De nombreux Israéliens votent tôt dans la journée, tard ou pas du tout et en profitent pour se divertir ou passer du temps avec leur famille.

Les petites et moyennes entreprises supporteront 43 % à 53 % de ces coûts, soit environ 645 à 745 millions de shekels, a déclaré Roby Nathanson, PDG de NPO, à la Douzième chaîne.

L’Association des fabricants israéliens a estimé que le coût pour l’économie des prochaines élections sera de 1,9 milliard shekels pour les entreprises et de 900 millions shekels pour les caisses publiques. Au total, le coût des six journées électorales depuis 2015 – le vote à venir compris – sera de 16,8 milliards de shekels, selon la Douzième chaîne.

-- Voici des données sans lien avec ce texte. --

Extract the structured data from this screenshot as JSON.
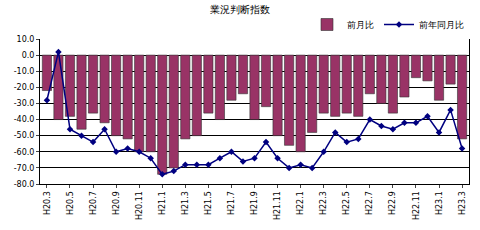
{
  "chart_data": {
    "type": "bar",
    "title": "業況判断指数",
    "categories": [
      "H20.3",
      null,
      "H20.5",
      null,
      "H20.7",
      null,
      "H20.9",
      null,
      "H20.11",
      null,
      "H21.1",
      null,
      "H21.3",
      null,
      "H21.5",
      null,
      "H21.7",
      null,
      "H21.9",
      null,
      "H21.11",
      null,
      "H22.1",
      null,
      "H22.3",
      null,
      "H22.5",
      null,
      "H22.7",
      null,
      "H22.9",
      null,
      "H22.11",
      null,
      "H23.1",
      null,
      "H23.3"
    ],
    "series": [
      {
        "name": "前月比",
        "type": "bar",
        "color": "#993366",
        "values": [
          -22,
          -40,
          -38,
          -46,
          -36,
          -42,
          -50,
          -52,
          -60,
          -60,
          -74,
          -70,
          -52,
          -50,
          -36,
          -40,
          -28,
          -24,
          -40,
          -32,
          -50,
          -56,
          -60,
          -48,
          -36,
          -38,
          -36,
          -38,
          -24,
          -30,
          -36,
          -26,
          -14,
          -16,
          -28,
          -18,
          -52
        ]
      },
      {
        "name": "前年同月比",
        "type": "line",
        "color": "#000080",
        "marker": "diamond",
        "values": [
          -28,
          2,
          -46,
          -50,
          -54,
          -46,
          -60,
          -58,
          -60,
          -64,
          -74,
          -72,
          -68,
          -68,
          -68,
          -64,
          -60,
          -66,
          -64,
          -54,
          -64,
          -70,
          -68,
          -70,
          -60,
          -48,
          -54,
          -52,
          -40,
          -44,
          -46,
          -42,
          -42,
          -38,
          -48,
          -34,
          -58
        ]
      }
    ],
    "ylim": [
      -80,
      10
    ],
    "yticks": [
      {
        "value": -80,
        "label": "-80.0"
      },
      {
        "value": -70,
        "label": "-70.0"
      },
      {
        "value": -60,
        "label": "-60.0"
      },
      {
        "value": -50,
        "label": "-50.0"
      },
      {
        "value": -40,
        "label": "-40.0"
      },
      {
        "value": -30,
        "label": "-30.0"
      },
      {
        "value": -20,
        "label": "-20.0"
      },
      {
        "value": -10,
        "label": "-10.0"
      },
      {
        "value": 0,
        "label": "0.0"
      },
      {
        "value": 10,
        "label": "10.0"
      }
    ],
    "grid": true,
    "legend": "upper right"
  }
}
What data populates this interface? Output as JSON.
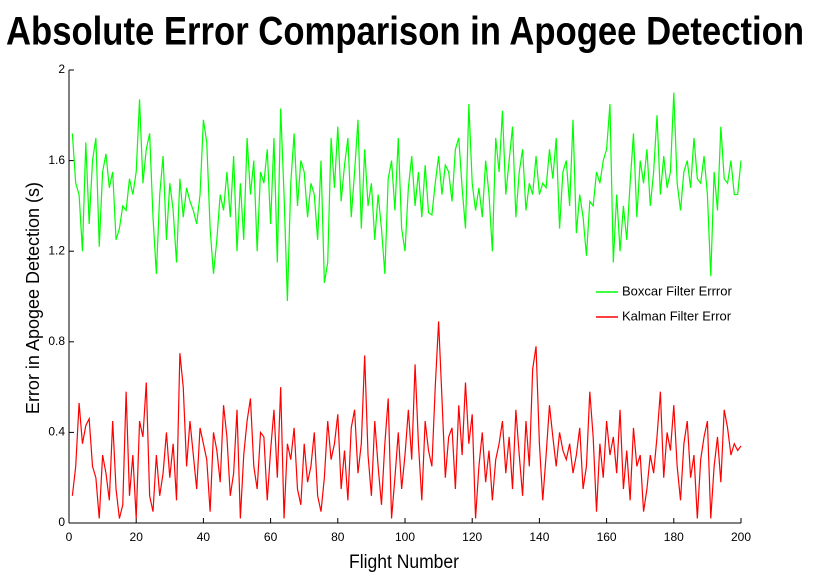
{
  "chart_data": {
    "type": "line",
    "title": "Absolute Error Comparison in Apogee Detection",
    "x_label": "Flight Number",
    "y_label": "Error in Apogee Detection (s)",
    "xlim": [
      0,
      200
    ],
    "xticks": [
      0,
      20,
      40,
      60,
      80,
      100,
      120,
      140,
      160,
      180,
      200
    ],
    "ylim": [
      0,
      2
    ],
    "yticks": [
      0,
      0.4,
      0.8,
      1.2,
      1.6,
      2
    ],
    "grid": false,
    "legend": "right",
    "x": [
      1,
      2,
      3,
      4,
      5,
      6,
      7,
      8,
      9,
      10,
      11,
      12,
      13,
      14,
      15,
      16,
      17,
      18,
      19,
      20,
      21,
      22,
      23,
      24,
      25,
      26,
      27,
      28,
      29,
      30,
      31,
      32,
      33,
      34,
      35,
      36,
      37,
      38,
      39,
      40,
      41,
      42,
      43,
      44,
      45,
      46,
      47,
      48,
      49,
      50,
      51,
      52,
      53,
      54,
      55,
      56,
      57,
      58,
      59,
      60,
      61,
      62,
      63,
      64,
      65,
      66,
      67,
      68,
      69,
      70,
      71,
      72,
      73,
      74,
      75,
      76,
      77,
      78,
      79,
      80,
      81,
      82,
      83,
      84,
      85,
      86,
      87,
      88,
      89,
      90,
      91,
      92,
      93,
      94,
      95,
      96,
      97,
      98,
      99,
      100,
      101,
      102,
      103,
      104,
      105,
      106,
      107,
      108,
      109,
      110,
      111,
      112,
      113,
      114,
      115,
      116,
      117,
      118,
      119,
      120,
      121,
      122,
      123,
      124,
      125,
      126,
      127,
      128,
      129,
      130,
      131,
      132,
      133,
      134,
      135,
      136,
      137,
      138,
      139,
      140,
      141,
      142,
      143,
      144,
      145,
      146,
      147,
      148,
      149,
      150,
      151,
      152,
      153,
      154,
      155,
      156,
      157,
      158,
      159,
      160,
      161,
      162,
      163,
      164,
      165,
      166,
      167,
      168,
      169,
      170,
      171,
      172,
      173,
      174,
      175,
      176,
      177,
      178,
      179,
      180,
      181,
      182,
      183,
      184,
      185,
      186,
      187,
      188,
      189,
      190,
      191,
      192,
      193,
      194,
      195,
      196,
      197,
      198,
      199,
      200
    ],
    "series": [
      {
        "name": "Boxcar Filter Errror",
        "color": "#00ff00",
        "values": [
          1.72,
          1.5,
          1.45,
          1.2,
          1.68,
          1.32,
          1.6,
          1.7,
          1.22,
          1.55,
          1.63,
          1.48,
          1.55,
          1.25,
          1.3,
          1.4,
          1.38,
          1.52,
          1.45,
          1.55,
          1.87,
          1.5,
          1.65,
          1.72,
          1.35,
          1.1,
          1.45,
          1.62,
          1.25,
          1.5,
          1.38,
          1.15,
          1.52,
          1.35,
          1.48,
          1.42,
          1.38,
          1.32,
          1.45,
          1.78,
          1.68,
          1.3,
          1.1,
          1.25,
          1.45,
          1.38,
          1.55,
          1.35,
          1.62,
          1.2,
          1.5,
          1.25,
          1.7,
          1.45,
          1.6,
          1.2,
          1.55,
          1.5,
          1.65,
          1.32,
          1.7,
          1.15,
          1.83,
          1.45,
          0.98,
          1.5,
          1.72,
          1.4,
          1.6,
          1.55,
          1.35,
          1.5,
          1.45,
          1.25,
          1.6,
          1.06,
          1.15,
          1.7,
          1.48,
          1.75,
          1.42,
          1.58,
          1.7,
          1.35,
          1.55,
          1.78,
          1.3,
          1.65,
          1.4,
          1.5,
          1.25,
          1.45,
          1.3,
          1.1,
          1.52,
          1.6,
          1.38,
          1.7,
          1.3,
          1.2,
          1.48,
          1.62,
          1.4,
          1.55,
          1.35,
          1.58,
          1.37,
          1.36,
          1.5,
          1.62,
          1.45,
          1.58,
          1.55,
          1.42,
          1.65,
          1.7,
          1.48,
          1.3,
          1.85,
          1.5,
          1.38,
          1.48,
          1.35,
          1.6,
          1.45,
          1.2,
          1.7,
          1.55,
          1.82,
          1.45,
          1.6,
          1.75,
          1.35,
          1.55,
          1.65,
          1.38,
          1.5,
          1.45,
          1.62,
          1.45,
          1.5,
          1.48,
          1.65,
          1.52,
          1.7,
          1.3,
          1.55,
          1.6,
          1.4,
          1.78,
          1.28,
          1.45,
          1.35,
          1.18,
          1.42,
          1.4,
          1.55,
          1.5,
          1.6,
          1.65,
          1.85,
          1.15,
          1.45,
          1.2,
          1.4,
          1.25,
          1.5,
          1.72,
          1.35,
          1.6,
          1.5,
          1.65,
          1.4,
          1.55,
          1.8,
          1.45,
          1.62,
          1.48,
          1.55,
          1.9,
          1.5,
          1.38,
          1.55,
          1.6,
          1.48,
          1.7,
          1.52,
          1.5,
          1.62,
          1.45,
          1.09,
          1.55,
          1.38,
          1.75,
          1.52,
          1.5,
          1.6,
          1.45,
          1.45,
          1.6
        ]
      },
      {
        "name": "Kalman Filter Error",
        "color": "#ff0000",
        "values": [
          0.12,
          0.25,
          0.53,
          0.35,
          0.43,
          0.46,
          0.25,
          0.2,
          0.02,
          0.3,
          0.22,
          0.1,
          0.45,
          0.15,
          0.02,
          0.08,
          0.58,
          0.12,
          0.3,
          0.02,
          0.45,
          0.38,
          0.62,
          0.12,
          0.05,
          0.3,
          0.12,
          0.22,
          0.4,
          0.2,
          0.35,
          0.1,
          0.75,
          0.6,
          0.25,
          0.45,
          0.3,
          0.15,
          0.42,
          0.35,
          0.28,
          0.05,
          0.4,
          0.32,
          0.18,
          0.52,
          0.38,
          0.12,
          0.22,
          0.5,
          0.02,
          0.3,
          0.45,
          0.55,
          0.25,
          0.15,
          0.4,
          0.38,
          0.1,
          0.32,
          0.5,
          0.2,
          0.6,
          0.02,
          0.35,
          0.28,
          0.42,
          0.15,
          0.08,
          0.35,
          0.18,
          0.25,
          0.4,
          0.12,
          0.05,
          0.2,
          0.45,
          0.28,
          0.35,
          0.48,
          0.15,
          0.32,
          0.1,
          0.42,
          0.5,
          0.22,
          0.35,
          0.74,
          0.3,
          0.12,
          0.45,
          0.25,
          0.08,
          0.35,
          0.55,
          0.02,
          0.2,
          0.4,
          0.15,
          0.3,
          0.5,
          0.28,
          0.7,
          0.35,
          0.1,
          0.45,
          0.32,
          0.25,
          0.6,
          0.89,
          0.55,
          0.2,
          0.38,
          0.42,
          0.15,
          0.52,
          0.3,
          0.62,
          0.35,
          0.48,
          0.02,
          0.25,
          0.4,
          0.18,
          0.32,
          0.1,
          0.28,
          0.35,
          0.45,
          0.22,
          0.38,
          0.15,
          0.5,
          0.3,
          0.12,
          0.45,
          0.25,
          0.68,
          0.78,
          0.35,
          0.1,
          0.3,
          0.52,
          0.38,
          0.25,
          0.4,
          0.32,
          0.28,
          0.35,
          0.22,
          0.3,
          0.42,
          0.15,
          0.25,
          0.58,
          0.38,
          0.05,
          0.35,
          0.2,
          0.45,
          0.3,
          0.38,
          0.22,
          0.5,
          0.15,
          0.32,
          0.1,
          0.42,
          0.25,
          0.3,
          0.05,
          0.15,
          0.3,
          0.22,
          0.38,
          0.58,
          0.2,
          0.4,
          0.32,
          0.52,
          0.25,
          0.1,
          0.35,
          0.45,
          0.2,
          0.3,
          0.02,
          0.28,
          0.38,
          0.45,
          0.02,
          0.25,
          0.38,
          0.18,
          0.5,
          0.42,
          0.3,
          0.35,
          0.32,
          0.34
        ]
      }
    ]
  }
}
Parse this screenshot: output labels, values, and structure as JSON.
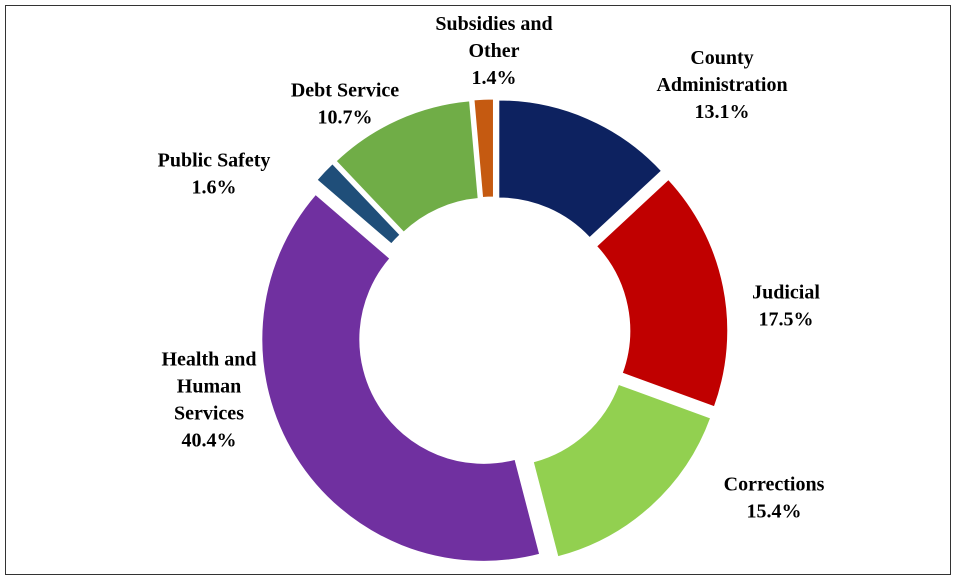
{
  "chart_data": {
    "type": "pie",
    "style": "donut, exploded slices",
    "slices": [
      {
        "label": [
          "County",
          "Administration"
        ],
        "value": 13.1,
        "value_text": "13.1%",
        "color": "#0d2260"
      },
      {
        "label": [
          "Judicial"
        ],
        "value": 17.5,
        "value_text": "17.5%",
        "color": "#c00000"
      },
      {
        "label": [
          "Corrections"
        ],
        "value": 15.4,
        "value_text": "15.4%",
        "color": "#92d050"
      },
      {
        "label": [
          "Health and",
          "Human",
          "Services"
        ],
        "value": 40.4,
        "value_text": "40.4%",
        "color": "#7030a0"
      },
      {
        "label": [
          "Public Safety"
        ],
        "value": 1.6,
        "value_text": "1.6%",
        "color": "#1f4e79"
      },
      {
        "label": [
          "Debt Service"
        ],
        "value": 10.7,
        "value_text": "10.7%",
        "color": "#70ad47"
      },
      {
        "label": [
          "Subsidies and",
          "Other"
        ],
        "value": 1.4,
        "value_text": "1.4%",
        "color": "#c55a11"
      }
    ],
    "legend": "none"
  }
}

Le président de l’Association des fabricants, Ron Tomer, a déclaré que le jour de congé électoral devrait être annulé, car il est devenu, « ces dernières années, en raison de l’instabilité politique, une charge financière énorme et injuste pour les employeurs ».

Des citoyens israéliens votent dans un bureau de vote pour la 20e Knesset, à Jérusalem, le 17 mars 2015. (Crédit: Yonatan Sindel/Flash90)

L’avocat Roi Cohen, président de LAHAV, la Chambre israélienne des organisations et entreprises indépendantes, a lancé un appel similaire pour annuler le jour férié.

Les entreprises et les employeurs indépendants « paient de leur poche le coût des élections », a-t-il déclaré dans un communiqué.

Au-delà de la perte de productivité, il y a le financement de l’élection elle-même, comprenant également le budget de la commission centrale électorale, qui à son tour, fournit des fonds aux partis faisant campagne pour des places à la Knesset.

Nathanson a déclaré qu’historiquement, le budget la commission centrale électorale augmente de 10 à 20 % à chaque élection. Il estime que cette fois-ci, il devrait atteindre 1 milliard de shekels.

Roby Nathanson, 2 mars 2022 (Crédit: Capture d’écran/YouTube)

Outre le coût du personnel de la commission centrale électorale, de l’installation des bureaux de vote, l’impression du million de bulletins de vote en papier, chaque parti reçoit un financement de l’État pour ses activités électorales.

Le montant auquel chaque parti a droit est calculé en fonction de la moyenne du nombre de sièges qu’il détient déjà et du nombre de sièges qu’il remportera lors de l’élection. Les partis empruntent à l’État pour financer leur campagne en fonction du montant qu’ils espèrent recevoir. Les nouveaux partis font leurs estimations en fonction des sondages préélectoraux.

Nathanson a estimé que le financement des partis pour les élections prévues se situera entre 216 et 236 millions de shekels. Le coût supplémentaire est dû aux primaires organisées par les partis. Une loi de 2018 interdit aux députés actuels de collecter des fonds pour les primaires mais l’État leur accorde un budget même s’ils ne sont finalement pas choisis pour représenter leur parti. Cela pourrait s’élever à 12,8 millions de shekels supplémentaires, selon les estimations de Nathanson.